Republican Judd Gregg withdrew his nomination citing "irresolvable conflicts" with the White House on issues including the near-800 billion US dollar stimulus package and a politically-sensitive census due to take place next year.
It is the fourth withdrawal of a nominee - and the second of a would-be commerce secretary - to affect the nascent Obama administration.
Announcing his decision, Mr Gregg - one of three Republicans who were to be drafted into the cabinet - said: "We are functioning from a different set of views on many critical items of policy."
He added: "I have found that on issues such as the stimulus package and the census, there are irresolvable conflicts for me.
"Obviously the president requires a team that is fully supportive of his initiatives."
The 61-year-old New Hampshire senator was Mr Obama's second choice for the post of commerce secretary.
His first, New Mexico Governor Bill Richardson decided to step away from the post last month amid questions over a state contract given to one of his political donors.
Further questions over Mr Obama's vetting process for nominees were raised last week when two other key aides were forced to withdraw.
Tom Daschle and Nancy Killefer withdrew from the posts of health secretary and chief performance officer respectively.
Both stepped down following revelations of personal tax failings, an issue that has also dogged Treasury Secretary Tim Geithner.
Speaking after Mr Daschle and Ms Killefer's withdrawal, Mr Obama said he had "screwed up".
In a round of TV interviews at the time he added: "I'm frustrated with myself, with our team."
The withdrawal of Mr Gregg will come as another setback as Mr Obama attempts to form his cabinet.
It will also further strip the new administration of its claims to aspire to a degree of bi-partisanship.
All but a handful of Republicans in Congress have given their support for the President's stimulus plan, which is aimed at kick-starting the stalled US economy.
The withdrawal of Mr Gregg also highlights the divide over the forthcoming census.
Prior to the announcement, political opponents of the President had complained of increasing White House involvement in the count. The Census Bureau comes under the remit of the Commerce Department.
The issue is deemed to be so important due to the fact that the count, which takes place every 10 years, affects how money is distributed in funding for schools, roads, hospitals and other large spending projects.
It also determines representation in the House.

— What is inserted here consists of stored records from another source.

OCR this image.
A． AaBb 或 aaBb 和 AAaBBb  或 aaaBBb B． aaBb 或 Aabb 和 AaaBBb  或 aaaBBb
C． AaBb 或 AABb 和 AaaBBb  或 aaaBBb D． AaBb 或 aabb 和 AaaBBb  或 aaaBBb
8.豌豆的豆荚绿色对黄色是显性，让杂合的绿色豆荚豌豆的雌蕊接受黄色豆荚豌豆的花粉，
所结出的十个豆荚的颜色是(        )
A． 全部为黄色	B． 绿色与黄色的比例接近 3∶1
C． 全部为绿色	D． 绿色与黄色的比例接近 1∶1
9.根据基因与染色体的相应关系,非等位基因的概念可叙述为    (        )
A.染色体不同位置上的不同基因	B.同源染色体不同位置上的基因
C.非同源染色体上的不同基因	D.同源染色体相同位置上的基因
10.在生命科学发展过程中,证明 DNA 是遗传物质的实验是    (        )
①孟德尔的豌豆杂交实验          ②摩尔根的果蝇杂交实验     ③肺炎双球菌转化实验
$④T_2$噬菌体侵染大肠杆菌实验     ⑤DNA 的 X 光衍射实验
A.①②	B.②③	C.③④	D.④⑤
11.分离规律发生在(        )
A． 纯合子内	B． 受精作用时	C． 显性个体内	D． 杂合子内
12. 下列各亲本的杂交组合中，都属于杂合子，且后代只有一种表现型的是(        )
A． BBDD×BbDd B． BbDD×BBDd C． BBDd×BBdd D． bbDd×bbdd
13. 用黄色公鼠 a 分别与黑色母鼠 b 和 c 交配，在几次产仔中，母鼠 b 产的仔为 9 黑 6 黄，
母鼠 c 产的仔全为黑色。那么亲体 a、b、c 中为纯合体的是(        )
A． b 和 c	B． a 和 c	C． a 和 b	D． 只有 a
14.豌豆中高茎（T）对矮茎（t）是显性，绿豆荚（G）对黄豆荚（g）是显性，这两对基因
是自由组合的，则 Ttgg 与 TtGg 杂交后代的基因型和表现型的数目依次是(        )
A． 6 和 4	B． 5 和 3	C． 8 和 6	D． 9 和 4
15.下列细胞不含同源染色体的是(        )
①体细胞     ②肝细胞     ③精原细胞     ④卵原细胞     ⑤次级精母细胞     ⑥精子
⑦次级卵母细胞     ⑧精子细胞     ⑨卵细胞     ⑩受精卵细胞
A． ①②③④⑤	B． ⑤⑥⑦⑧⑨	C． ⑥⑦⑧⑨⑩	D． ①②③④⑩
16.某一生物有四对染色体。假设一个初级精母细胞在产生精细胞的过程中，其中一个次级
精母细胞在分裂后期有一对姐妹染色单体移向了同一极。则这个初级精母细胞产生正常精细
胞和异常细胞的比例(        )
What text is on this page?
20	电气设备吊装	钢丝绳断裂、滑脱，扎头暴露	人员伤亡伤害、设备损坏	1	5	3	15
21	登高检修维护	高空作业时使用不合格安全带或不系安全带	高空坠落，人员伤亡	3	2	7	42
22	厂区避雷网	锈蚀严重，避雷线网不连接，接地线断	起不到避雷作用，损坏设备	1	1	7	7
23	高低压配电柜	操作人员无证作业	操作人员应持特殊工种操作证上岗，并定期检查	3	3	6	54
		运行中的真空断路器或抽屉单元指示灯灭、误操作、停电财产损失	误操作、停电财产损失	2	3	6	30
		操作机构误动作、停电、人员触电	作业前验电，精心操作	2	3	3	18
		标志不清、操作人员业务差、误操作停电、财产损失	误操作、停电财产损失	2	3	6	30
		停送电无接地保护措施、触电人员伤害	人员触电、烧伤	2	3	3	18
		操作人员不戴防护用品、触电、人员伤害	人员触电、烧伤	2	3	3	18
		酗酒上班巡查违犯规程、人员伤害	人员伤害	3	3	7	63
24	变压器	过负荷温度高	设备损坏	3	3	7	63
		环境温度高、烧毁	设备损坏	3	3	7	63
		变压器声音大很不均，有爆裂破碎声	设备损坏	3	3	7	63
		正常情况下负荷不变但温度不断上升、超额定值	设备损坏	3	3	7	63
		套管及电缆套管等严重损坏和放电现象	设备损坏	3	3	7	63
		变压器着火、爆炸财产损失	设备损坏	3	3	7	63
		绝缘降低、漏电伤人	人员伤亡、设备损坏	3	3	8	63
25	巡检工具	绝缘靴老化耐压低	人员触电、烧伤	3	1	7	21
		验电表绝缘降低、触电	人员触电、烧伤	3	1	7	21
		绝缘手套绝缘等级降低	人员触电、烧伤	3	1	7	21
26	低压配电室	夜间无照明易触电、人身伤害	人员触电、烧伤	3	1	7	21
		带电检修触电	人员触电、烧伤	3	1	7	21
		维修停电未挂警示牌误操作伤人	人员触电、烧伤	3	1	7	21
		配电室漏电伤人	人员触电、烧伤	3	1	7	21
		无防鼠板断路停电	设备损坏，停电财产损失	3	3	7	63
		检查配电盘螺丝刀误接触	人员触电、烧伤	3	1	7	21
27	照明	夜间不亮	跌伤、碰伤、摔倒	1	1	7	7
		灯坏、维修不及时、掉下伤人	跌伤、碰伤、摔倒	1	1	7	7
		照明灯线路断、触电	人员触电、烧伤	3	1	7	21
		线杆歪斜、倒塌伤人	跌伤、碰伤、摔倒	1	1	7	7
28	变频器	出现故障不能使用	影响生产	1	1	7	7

Minority groups had raised concern over the nomination of Mr Gregg. They claimed that as chairman of the Senate panel overseeing the Census Bureau, he sought to cut funding leading to an undercount of minorities.
In a statement, Senate Republican leader Mitch McConnell of Kentucky said Mr Gregg "made a principled decision to return and we're glad to have him.
"He is among the smartest, most effective legislators to serve in the Senate - Democrat or Republican - and a key adviser to me and to the Republican Conference. It's great to have him back."
Responding to the withdrawal, White House Press Secretary Robert Gibbs said: "Senator Gregg reached out to the President and offered his name for Secretary of Commerce.
"He was very clear throughout the interviewing process that despite past disagreements about policies, he would support, embrace, and move forward with the President's agenda.
"Once it became clear after his nomination that Senator Gregg was not going to be supporting some of President Obama's key economic priorities, it became necessary for Senator Gregg and the Obama administration to part ways.
"We regret that he has had a change of heart."